Notó cómo se le resecaba la boca. Habían despeinado un poco a Ian y volvía a tener ese aire salvaje que tanto le gustaba. Sus ojos verdes resaltaban bajo las luces del estudio, que hacían que su piel brillase un poco, como si lo hubiesen untado en aceite. Por suerte, se dijo Elizabeth, no tuvieron que aplicarle ningún bronceador. El tono cálido de su piel era más que suficiente para la escena que se estaba montando frente a ella, con un croma verde al fondo de la sala. Ian caminó tras la chica, vestido con un bañador negro ajustado y una camisa de manga corta blanca. Elizabeth inspiró con fuerza cuando Ian volvió sus ojos hacia ella y se quedó mirándola unos segundos. Sin hacerle ningún gesto en particular, dejó de observarla y obedeció las órdenes de los fotógrafos, pegándose demasiado a la chica rubia.
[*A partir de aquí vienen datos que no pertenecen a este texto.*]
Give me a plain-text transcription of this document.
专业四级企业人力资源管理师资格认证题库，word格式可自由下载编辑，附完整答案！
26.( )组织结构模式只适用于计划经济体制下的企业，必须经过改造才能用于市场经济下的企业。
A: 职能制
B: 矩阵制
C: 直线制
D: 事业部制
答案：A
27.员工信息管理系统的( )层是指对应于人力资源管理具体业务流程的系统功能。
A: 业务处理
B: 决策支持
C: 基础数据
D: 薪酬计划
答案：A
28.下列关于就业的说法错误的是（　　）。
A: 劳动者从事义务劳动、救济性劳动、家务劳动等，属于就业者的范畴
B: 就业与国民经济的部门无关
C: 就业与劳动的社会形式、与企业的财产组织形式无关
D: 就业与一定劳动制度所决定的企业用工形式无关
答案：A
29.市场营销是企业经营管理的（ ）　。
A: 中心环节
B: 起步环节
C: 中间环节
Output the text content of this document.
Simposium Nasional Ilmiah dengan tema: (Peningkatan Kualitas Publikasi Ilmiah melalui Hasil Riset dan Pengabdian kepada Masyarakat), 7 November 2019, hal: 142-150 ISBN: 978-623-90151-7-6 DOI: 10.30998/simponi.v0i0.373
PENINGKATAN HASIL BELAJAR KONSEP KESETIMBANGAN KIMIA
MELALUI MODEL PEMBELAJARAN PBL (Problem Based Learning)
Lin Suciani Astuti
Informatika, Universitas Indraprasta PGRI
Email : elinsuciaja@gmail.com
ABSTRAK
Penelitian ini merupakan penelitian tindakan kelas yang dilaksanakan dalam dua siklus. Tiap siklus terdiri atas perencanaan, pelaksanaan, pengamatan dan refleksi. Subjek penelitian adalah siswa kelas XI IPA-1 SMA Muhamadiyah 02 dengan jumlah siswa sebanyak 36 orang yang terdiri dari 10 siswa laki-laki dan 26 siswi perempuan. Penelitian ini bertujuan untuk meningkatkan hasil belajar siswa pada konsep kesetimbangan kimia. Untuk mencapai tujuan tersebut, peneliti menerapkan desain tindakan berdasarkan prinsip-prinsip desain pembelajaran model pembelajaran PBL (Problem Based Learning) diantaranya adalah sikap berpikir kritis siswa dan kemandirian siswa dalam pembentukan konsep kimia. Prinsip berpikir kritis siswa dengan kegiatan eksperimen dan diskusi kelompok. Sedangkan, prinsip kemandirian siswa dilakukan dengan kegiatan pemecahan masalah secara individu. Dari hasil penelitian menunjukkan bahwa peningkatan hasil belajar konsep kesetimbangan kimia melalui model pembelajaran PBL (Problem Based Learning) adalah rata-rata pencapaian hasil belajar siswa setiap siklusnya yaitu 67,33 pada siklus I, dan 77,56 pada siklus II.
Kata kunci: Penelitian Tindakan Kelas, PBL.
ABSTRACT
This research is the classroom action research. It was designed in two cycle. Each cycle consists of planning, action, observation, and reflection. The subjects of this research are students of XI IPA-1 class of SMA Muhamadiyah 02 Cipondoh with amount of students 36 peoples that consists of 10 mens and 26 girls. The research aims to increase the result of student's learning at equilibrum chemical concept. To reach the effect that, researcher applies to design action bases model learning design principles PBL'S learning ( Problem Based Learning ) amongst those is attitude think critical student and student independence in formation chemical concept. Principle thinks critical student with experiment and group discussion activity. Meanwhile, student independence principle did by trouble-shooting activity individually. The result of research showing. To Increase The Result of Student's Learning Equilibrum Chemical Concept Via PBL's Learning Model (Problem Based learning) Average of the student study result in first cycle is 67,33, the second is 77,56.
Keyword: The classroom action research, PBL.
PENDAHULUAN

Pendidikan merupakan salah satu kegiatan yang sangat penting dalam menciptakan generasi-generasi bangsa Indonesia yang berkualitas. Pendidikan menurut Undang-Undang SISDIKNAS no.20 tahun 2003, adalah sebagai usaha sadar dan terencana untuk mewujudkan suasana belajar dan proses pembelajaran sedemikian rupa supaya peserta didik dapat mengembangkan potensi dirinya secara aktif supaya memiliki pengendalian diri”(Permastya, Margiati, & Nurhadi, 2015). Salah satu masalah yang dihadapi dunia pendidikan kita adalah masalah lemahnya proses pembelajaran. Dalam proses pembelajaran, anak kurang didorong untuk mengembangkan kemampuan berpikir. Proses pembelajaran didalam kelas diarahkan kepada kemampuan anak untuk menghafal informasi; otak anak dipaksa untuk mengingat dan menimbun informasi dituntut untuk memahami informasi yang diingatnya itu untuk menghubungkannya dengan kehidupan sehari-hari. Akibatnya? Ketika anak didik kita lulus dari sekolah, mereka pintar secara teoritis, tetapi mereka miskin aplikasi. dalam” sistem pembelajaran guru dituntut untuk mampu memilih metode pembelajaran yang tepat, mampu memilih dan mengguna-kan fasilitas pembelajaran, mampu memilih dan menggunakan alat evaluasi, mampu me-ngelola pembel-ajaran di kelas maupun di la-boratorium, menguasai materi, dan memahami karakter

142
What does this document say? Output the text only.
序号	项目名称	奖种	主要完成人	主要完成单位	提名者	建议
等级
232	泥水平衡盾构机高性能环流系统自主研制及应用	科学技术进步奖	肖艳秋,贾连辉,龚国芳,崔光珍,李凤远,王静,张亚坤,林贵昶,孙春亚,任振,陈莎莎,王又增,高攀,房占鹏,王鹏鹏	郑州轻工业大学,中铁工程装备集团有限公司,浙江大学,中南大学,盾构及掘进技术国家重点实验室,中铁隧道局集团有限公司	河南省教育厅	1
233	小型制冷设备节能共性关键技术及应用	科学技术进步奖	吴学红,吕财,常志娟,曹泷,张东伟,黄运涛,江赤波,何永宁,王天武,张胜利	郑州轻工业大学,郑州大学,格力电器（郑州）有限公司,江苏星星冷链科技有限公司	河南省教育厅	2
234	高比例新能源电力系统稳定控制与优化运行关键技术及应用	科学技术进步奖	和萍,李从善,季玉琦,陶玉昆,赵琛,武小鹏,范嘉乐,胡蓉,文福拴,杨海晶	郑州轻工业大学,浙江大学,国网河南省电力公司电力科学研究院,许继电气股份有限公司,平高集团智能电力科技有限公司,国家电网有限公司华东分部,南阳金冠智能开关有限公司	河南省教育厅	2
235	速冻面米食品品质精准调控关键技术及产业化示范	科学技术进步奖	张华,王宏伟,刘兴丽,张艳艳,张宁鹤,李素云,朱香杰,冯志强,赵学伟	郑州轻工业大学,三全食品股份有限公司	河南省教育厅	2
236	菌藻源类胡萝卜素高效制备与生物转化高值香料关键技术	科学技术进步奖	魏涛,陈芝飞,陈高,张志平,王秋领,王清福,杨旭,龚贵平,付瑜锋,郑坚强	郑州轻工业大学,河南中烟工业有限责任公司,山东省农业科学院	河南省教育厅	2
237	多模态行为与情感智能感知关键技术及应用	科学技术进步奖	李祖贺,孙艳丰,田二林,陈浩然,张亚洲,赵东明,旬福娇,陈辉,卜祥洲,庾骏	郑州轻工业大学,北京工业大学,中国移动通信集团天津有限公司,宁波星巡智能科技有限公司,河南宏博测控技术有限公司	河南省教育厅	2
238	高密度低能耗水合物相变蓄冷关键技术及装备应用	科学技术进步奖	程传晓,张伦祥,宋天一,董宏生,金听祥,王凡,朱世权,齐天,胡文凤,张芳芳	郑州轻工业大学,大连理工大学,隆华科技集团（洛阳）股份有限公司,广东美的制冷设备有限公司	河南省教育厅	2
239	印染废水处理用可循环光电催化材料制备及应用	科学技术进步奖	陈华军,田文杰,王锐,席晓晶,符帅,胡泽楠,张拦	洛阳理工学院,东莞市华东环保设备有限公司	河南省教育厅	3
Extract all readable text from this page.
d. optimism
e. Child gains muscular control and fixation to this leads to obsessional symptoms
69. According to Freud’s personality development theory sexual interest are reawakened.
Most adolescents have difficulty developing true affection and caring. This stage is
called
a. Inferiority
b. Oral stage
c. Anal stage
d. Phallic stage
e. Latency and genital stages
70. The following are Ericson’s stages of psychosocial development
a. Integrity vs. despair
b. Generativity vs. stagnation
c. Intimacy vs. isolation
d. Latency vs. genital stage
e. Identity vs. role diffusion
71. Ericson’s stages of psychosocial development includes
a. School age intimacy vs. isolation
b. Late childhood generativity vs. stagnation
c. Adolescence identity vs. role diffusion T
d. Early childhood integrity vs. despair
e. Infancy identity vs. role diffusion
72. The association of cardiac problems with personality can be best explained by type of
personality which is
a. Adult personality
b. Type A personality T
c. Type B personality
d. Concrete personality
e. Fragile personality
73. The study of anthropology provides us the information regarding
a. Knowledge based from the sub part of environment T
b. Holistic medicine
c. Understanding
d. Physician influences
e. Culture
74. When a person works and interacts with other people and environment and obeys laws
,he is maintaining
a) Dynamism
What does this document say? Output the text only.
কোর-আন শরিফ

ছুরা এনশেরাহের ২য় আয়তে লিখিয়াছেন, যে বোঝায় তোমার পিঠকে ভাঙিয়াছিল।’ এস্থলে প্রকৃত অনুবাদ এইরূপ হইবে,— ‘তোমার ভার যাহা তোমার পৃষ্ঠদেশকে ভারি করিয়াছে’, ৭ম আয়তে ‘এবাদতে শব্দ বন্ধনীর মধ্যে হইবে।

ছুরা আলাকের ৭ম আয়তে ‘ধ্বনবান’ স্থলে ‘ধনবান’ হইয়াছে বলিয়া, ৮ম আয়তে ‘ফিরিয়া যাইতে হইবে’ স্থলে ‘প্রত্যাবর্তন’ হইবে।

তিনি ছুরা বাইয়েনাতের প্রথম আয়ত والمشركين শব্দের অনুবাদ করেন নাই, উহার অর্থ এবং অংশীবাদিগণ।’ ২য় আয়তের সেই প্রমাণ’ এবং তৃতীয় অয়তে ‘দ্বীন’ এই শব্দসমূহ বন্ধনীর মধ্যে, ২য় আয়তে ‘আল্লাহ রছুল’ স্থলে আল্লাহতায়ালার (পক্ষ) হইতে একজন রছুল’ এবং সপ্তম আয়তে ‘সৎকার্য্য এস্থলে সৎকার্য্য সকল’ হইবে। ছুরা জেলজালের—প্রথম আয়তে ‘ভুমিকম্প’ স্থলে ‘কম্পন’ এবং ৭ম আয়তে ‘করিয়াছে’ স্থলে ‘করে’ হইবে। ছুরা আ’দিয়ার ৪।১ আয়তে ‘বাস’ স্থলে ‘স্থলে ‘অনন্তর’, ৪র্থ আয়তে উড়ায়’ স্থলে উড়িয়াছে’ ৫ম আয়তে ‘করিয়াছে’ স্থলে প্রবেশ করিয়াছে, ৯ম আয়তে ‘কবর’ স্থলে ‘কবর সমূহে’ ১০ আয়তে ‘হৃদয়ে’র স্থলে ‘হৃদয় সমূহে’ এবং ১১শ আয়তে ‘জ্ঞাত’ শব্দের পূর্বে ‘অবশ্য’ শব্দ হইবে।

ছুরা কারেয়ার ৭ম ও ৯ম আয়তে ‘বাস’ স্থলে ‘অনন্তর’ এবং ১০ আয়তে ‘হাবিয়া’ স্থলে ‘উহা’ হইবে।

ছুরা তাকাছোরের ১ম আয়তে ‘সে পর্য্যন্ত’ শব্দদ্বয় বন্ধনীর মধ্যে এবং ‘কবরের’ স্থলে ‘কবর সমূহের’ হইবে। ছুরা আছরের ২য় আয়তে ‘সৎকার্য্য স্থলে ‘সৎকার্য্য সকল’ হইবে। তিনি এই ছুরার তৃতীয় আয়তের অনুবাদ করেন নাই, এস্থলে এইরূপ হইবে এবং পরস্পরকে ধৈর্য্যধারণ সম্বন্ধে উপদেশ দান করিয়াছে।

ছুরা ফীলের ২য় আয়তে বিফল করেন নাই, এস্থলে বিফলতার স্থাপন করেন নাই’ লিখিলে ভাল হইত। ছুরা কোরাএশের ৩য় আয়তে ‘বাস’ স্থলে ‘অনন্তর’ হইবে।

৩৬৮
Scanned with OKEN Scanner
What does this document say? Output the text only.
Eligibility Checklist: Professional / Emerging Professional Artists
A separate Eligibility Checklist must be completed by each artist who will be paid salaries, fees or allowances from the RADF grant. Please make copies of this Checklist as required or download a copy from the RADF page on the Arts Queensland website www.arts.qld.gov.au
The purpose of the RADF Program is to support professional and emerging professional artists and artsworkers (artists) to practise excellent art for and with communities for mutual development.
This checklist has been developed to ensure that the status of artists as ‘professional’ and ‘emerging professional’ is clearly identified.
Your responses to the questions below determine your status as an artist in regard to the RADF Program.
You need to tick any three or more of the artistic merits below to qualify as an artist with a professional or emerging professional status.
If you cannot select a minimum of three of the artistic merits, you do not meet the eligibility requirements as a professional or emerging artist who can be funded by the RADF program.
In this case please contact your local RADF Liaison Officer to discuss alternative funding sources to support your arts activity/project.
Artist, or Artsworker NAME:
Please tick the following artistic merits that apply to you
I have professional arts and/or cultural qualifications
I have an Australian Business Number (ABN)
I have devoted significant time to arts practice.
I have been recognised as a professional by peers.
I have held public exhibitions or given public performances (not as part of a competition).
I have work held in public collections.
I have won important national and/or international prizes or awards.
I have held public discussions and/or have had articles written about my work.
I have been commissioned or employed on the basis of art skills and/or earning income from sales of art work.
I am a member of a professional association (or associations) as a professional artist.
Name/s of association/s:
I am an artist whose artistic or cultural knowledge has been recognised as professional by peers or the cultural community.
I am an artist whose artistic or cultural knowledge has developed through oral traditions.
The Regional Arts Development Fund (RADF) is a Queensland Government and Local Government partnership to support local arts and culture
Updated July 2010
Con aplomo, Elizabeth observó la sesión sin decir nada. Ian tuvo que abrazar a la chica, imitar una escena romántica en lo que se suponía que era una playa, simular que iba a besarla, tumbarse sobre una tabla de surf mientras le hacían fotos desde arriba y quitarse la camisa con lentitud mientras las cámaras sacaban varias fotos del momento poco a poco. Aquella parte fue la que Elizabeth pudo disfrutar más, ya que no implicaba que la rubia posase sus uñas de porcelana en la suave piel de Ian.

Unos cuarenta minutos después, la sesión se dio por finalizada y todos comenzaron a recoger el atrezzo. Ian y la chica regresaron a los camerinos y Elizabeth se quedó allí sentada, sola, esperando a que Ian se vistiese de nuevo con su ropa para regresar a casa.

Sin embargo, él no fue la primera persona con la que se topó mientras esperaba. La chica rubia salió antes que él, aún maquillada como en la sesión de fotos y se dirigió directamente hacia Elizabeth.

—Así que tú eres Lizzy. Yo me llamo Jennifer —le dijo la modelo con retintín en la voz.

—Elizabeth —le corrigió, dejando claro que solo sus amigos y familia la llamaban Lizzy.

—Como sea. ¿Dónde conociste a Ian? —preguntó.

Elizabeth captó el tono familiar con el que ella pronunció su nombre, y eso la cabreó al instante. Se puso a la defensiva.

—No te interesa —replicó, molesta.

—Bueno, tranquila —rio la rubia, alzando las manos y mirándola con la burla pintada en sus ojos azules—, solo era una pregunta.

Y se marchó de allí con una sonrisa petulante en los labios pintados de rosa palo. Elizabeth pensó en si debía de tirarle por encima un cubo de purpurina para ropa que había visto cerca, pero no tuvo tiempo de poner en práctica su plan. Ian no tardó en aparecer, completamente vestido y con una mirada extraña en los ojos.

—¿Nos vamos? —preguntó él, metiendo las manos en los bolsillos.

Elizabeth apenas le miró.

—Dame un minuto. Voy a hablar con Gideon.

Se marchó de allí, dejando a Ian con una sensación agridulce en la boca del estómago. Elizabeth no tardó en regresar y le prometió que al día siguiente ambos firmarían el contrato a las nueve de la mañana. Se despidieron de Gideon con un agradecimiento y una sonrisa, y regresaron al ascensor. Durante el trayecto hasta la planta baja, Ian intentó entablar conversación con Elizabeth, pero ella se limitó a contestarle de forma cortante. Tras el décimo intento, Ian desistió con un suspiro.

Poco después, se metieron en el coche de la familia Evans tras asegurarle a Roxy que necesitarían pases de trabajador para el día siguiente. Tampoco hablaron en el coche y, en cuanto pusieron un pie en el jardín de la casa de Elizabeth, esta salió corriendo hacia su habitación y se encerró en ella sin decirles nada a sus padres. Sarah interrogó a Ian, pero él solo pudo encogerse de hombros y garantizarles que no tenía ni idea de lo que le ocurría a su hija. Así pues, él tuvo que comer a solas con los padres de su dueña, hasta que pudo escabullirse a su nueva habitación y tirarse en la cama.